What is decision analysis (DA)?
Decision analysis (DA) is a systematic, quantitative and visual approach to approach and assess the important choices that companies are sometimes faced with. Ronald A. Howard, professor of management science and engineering at Stanford University, coined the term in 1964. The idea is used by large and small businesses when taking various types making, including management, operations, marketing, capital investments or strategic choices.
Understanding decision analysis (DA)
Decision analysis uses a variety of tools to assess all relevant information to facilitate the decision-making process and integrates aspects of psychology, management techniques, training and economics. It is often used to assess decisions that are made in the context of multiple variables and that have many possible outcomes or goals. The process can be used by individuals or groups who are trying to make a decision regarding risk management, capital investments and strategic business decisions.
Key points to remember
- The decision analysis is a systematic, quantitative and visual to make strategic business decisions.
- Decision analysis uses a variety of tools and also incorporates aspects of psychology, management techniques and economics.
- Risk, capital investments and strategic business decisions are areas where decision analysis can be applied.
- Decision trees and influence diagrams are visual representations that facilitate the analysis process.
- Critics argue that analyzing decisions can easily lead to paralysis of analysis and, due to information overload, the inability to make decisions.
A graphical representation of alternatives and possible solutions, as well as challenges and uncertainties, can be created on a decision tree or influence diagram. More sophisticated computer models have also been developed to facilitate the decision-analysis process.
The objective of these tools is to provide decision makers with alternatives when trying to achieve business goals, while highlighting the uncertainties involved and providing measures of how the goals will be achieved if the final results are achieved. Uncertainties are generally expressed in the form of probabilities, while frictions between contradictory objectives are considered in terms of compromise and utility functions. In other words, the objectives are considered according to their value or, if they are reached, their expected value for the organization.
Despite the useful nature of decision analysis, critics suggest that a major drawback of the approach is “analysis paralysis”, which is excessive thinking about a situation to the point that no decision can be made. outlet. In addition, some researchers who study the methodologies used by decision-makers maintain that this type of analysis is not often used.

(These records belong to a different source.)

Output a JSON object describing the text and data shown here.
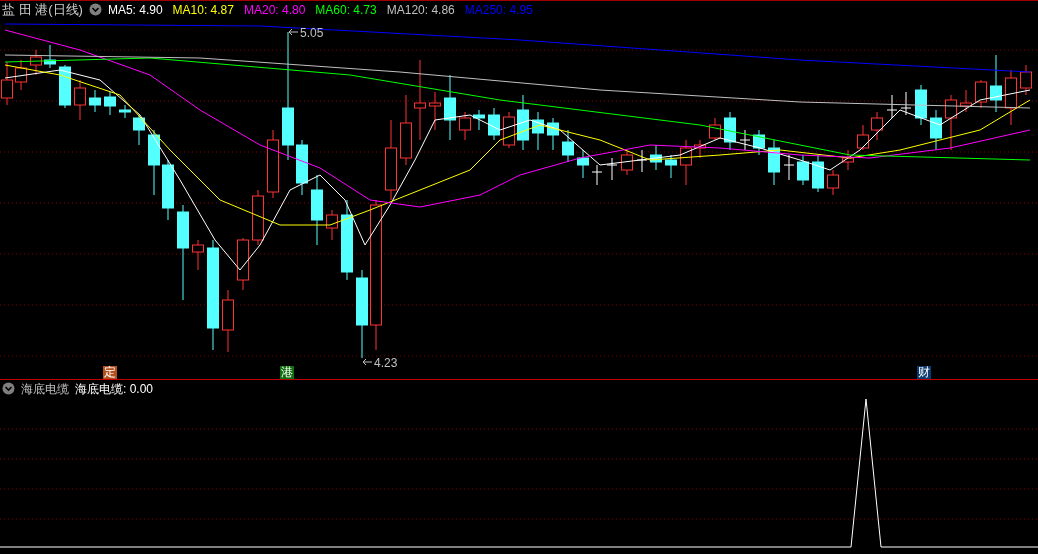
{
  "main_pane": {
    "title": "盐 田 港(日线)",
    "indicators": [
      {
        "label": "MA5: 4.90",
        "color": "#ffffff"
      },
      {
        "label": "MA10: 4.87",
        "color": "#ffff00"
      },
      {
        "label": "MA20: 4.80",
        "color": "#ff00ff"
      },
      {
        "label": "MA60: 4.73",
        "color": "#00ff00"
      },
      {
        "label": "MA120: 4.86",
        "color": "#c0c0c0"
      },
      {
        "label": "MA250: 4.95",
        "color": "#0000ff"
      }
    ],
    "price_marks": [
      {
        "kind": "high",
        "label": "5.05"
      },
      {
        "kind": "low",
        "label": "4.23"
      }
    ],
    "event_markers": [
      {
        "label": "定",
        "color": "#b4501e"
      },
      {
        "label": "港",
        "color": "#107010"
      },
      {
        "label": "财",
        "color": "#0a3a6e"
      }
    ]
  },
  "sub_pane": {
    "title": "海底电缆",
    "reading": "海底电缆: 0.00"
  }
}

Examples of decision analysis
If a property development company decides whether or not to build a new shopping center in a location, there are several things they could consider to help them with their decision-making. These may include traffic to the proposed location on different days of the week at different times, popularity of similar shopping malls in the area, financial demographics, local competition, and people’s favorite shopping habits. of the region. All these elements can be integrated into a decision analysis program and various simulations are run to help the company make a decision concerning the shopping center.
As another example, a company holds a patent for a new product that is expected to sell quickly for two years before becoming obsolete. The company faces the choice to sell the patent now or manufacture the product in-house. Each option presents opportunities, risks and tradeoffs, which can be analyzed with a decision tree that takes into account the benefits of selling patent verses making the product in-house. Within these two branches of the tree, another group of decision trees can be created to take into account, for example, the optimal selling price of the patent or the costs and benefits of producing the product internally.